Wednesday, October 13th, 2010
8

Bladderball Fails To Erupt At Yale This Year

!!!Considered a menace to student life, public safety and townie relationships, bladderball did not come to occur during Saturday's Yale-Dartmouth football game, as is the tradition. Do you have no idea what I'm talking about? Then I welcome you to the world's best Wikipedia entry: "Once each year, at 11 a.m. the Saturday before the Yale-Dartmouth game, the inflatable six foot ball was rolled through Yale's Phelps Gate onto Old Campus, where a throng of Yale students waited. At the sound of a whistle, teams from each residential college and various extracurricular organizations would fight for possession of the ball…. in 1971 the ball rolled a six mile swath through downtown streets leaving massive traffic tangles in its wake, only to be trapped and deflated by police at Beinecke Plaza, a few blocks from its starting point….In 1976, a car and its driver were badly trampled by the mob of students chasing the ball over the top of the vehicle…. "Magically released from the Fallopian tube-like tunnel of Phelps Gateway, it bounces rhythmically above the swarming hands of the crowd like a huge ripe ovum being battered by thousands of frantic spermatozoa."

8 Comments / Post A Comment

I assumed this was about water balloons filled with urine.
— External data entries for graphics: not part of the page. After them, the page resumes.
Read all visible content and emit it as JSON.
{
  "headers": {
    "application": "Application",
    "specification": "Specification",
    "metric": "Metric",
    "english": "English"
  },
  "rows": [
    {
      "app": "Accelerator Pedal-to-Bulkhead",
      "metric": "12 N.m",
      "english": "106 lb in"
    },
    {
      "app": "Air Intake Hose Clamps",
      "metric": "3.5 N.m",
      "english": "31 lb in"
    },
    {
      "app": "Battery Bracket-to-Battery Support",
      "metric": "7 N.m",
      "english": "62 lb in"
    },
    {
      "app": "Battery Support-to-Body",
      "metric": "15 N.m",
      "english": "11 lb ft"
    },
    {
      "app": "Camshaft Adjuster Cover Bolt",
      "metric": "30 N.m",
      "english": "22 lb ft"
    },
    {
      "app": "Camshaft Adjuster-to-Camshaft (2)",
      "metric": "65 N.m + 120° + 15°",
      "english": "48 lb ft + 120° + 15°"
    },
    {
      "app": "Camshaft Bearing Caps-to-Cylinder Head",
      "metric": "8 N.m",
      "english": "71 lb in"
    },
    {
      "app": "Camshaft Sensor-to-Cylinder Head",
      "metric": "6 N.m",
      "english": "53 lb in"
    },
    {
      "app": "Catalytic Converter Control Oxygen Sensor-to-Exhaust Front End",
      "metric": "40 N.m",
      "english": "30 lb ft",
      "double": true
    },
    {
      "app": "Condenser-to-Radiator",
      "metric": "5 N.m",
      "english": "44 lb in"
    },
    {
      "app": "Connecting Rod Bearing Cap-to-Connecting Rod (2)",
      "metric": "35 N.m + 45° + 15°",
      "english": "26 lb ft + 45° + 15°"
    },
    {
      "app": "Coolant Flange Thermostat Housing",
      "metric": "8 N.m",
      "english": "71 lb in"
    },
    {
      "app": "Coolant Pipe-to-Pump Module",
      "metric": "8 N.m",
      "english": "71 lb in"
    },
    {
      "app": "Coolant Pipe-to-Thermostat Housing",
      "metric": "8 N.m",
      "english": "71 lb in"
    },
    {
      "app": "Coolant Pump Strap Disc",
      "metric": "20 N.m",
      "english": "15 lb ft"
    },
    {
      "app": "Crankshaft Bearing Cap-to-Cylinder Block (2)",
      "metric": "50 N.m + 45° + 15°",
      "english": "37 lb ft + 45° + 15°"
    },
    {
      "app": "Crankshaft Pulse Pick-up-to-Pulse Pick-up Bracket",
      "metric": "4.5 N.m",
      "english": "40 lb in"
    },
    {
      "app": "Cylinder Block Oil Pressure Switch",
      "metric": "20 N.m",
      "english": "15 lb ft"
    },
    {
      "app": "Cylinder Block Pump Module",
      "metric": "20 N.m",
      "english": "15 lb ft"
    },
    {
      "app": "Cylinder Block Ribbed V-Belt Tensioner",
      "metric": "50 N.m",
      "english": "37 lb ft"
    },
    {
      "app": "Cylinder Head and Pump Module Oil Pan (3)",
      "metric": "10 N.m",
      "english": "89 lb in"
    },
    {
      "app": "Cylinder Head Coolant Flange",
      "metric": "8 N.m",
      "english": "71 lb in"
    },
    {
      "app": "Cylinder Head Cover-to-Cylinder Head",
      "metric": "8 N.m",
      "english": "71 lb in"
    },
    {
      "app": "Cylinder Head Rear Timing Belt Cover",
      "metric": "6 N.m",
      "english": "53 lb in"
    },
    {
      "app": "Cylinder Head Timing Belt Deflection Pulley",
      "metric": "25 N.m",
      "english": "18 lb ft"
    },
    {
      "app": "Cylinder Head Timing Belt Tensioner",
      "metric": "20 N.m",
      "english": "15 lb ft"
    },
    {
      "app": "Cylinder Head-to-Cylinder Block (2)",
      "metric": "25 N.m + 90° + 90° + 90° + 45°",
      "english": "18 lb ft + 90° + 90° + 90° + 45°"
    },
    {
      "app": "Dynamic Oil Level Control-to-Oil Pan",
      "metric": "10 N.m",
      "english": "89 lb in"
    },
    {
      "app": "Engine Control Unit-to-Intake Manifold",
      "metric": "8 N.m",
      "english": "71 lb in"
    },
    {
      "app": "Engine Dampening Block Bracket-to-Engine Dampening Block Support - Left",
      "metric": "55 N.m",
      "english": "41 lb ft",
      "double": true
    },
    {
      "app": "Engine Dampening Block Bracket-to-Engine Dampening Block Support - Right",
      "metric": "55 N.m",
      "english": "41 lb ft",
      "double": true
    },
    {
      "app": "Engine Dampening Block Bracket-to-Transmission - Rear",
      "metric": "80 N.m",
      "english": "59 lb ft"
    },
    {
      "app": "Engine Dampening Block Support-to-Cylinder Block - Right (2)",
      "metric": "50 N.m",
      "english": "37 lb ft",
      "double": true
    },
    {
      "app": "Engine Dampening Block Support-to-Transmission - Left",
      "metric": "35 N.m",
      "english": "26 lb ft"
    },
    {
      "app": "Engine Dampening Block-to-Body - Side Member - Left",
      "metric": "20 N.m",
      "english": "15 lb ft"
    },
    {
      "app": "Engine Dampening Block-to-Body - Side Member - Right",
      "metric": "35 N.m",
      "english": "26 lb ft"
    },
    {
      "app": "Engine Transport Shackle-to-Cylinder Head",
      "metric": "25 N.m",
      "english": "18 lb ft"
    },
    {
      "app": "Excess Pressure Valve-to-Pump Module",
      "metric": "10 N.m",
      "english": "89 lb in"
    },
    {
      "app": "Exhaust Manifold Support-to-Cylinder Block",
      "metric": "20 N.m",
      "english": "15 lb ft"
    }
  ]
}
It's so much more.

MaryHaines (#3,666)

This is your Ivy League without women.

keisertroll (#1,117)

Another fine product from Kramerica Industries.

Doug Henwood (#6,729)

There were women at Yale in the early 1970s, MaryHaines! Not many – the ratio was something like 4/1 M/F. But there were women there. And they played Bladderball too.

One Bladderball morning during my time at Yale (1971-75), they served screwdrivers at breakfast in the OJ dispenser. I'm guessing they stopped doing that long ago.

David (#192)

There's something to say about balls and men. (Yale wasn't coed until 1969, and this annual game commenced in '54). I think if you were to place a guy holding a basketball next to the "Mona Lisa" (or any other great painting) you would notice that most of the (straight) men wouldn't even see the painting. They would look at the ball.

Clearly, Mr.Philip Zeidman figured out a way to make New Haven disappear in a haze of ball-present related activity. Compare this to MIT, where as a freshman (in 1958), Oliver Smoot took to measuring the Harvard Bridge, using his body as a yardstick.

yale10 (#7,917)

FACT: Along with a group of friends, I organized the game of bladderball last year — and I was one of the two who rolled the huge fucking thing through Phelps Gate onto Old Campus as the madness started!

bb (#295)

well I for one am very proud of you.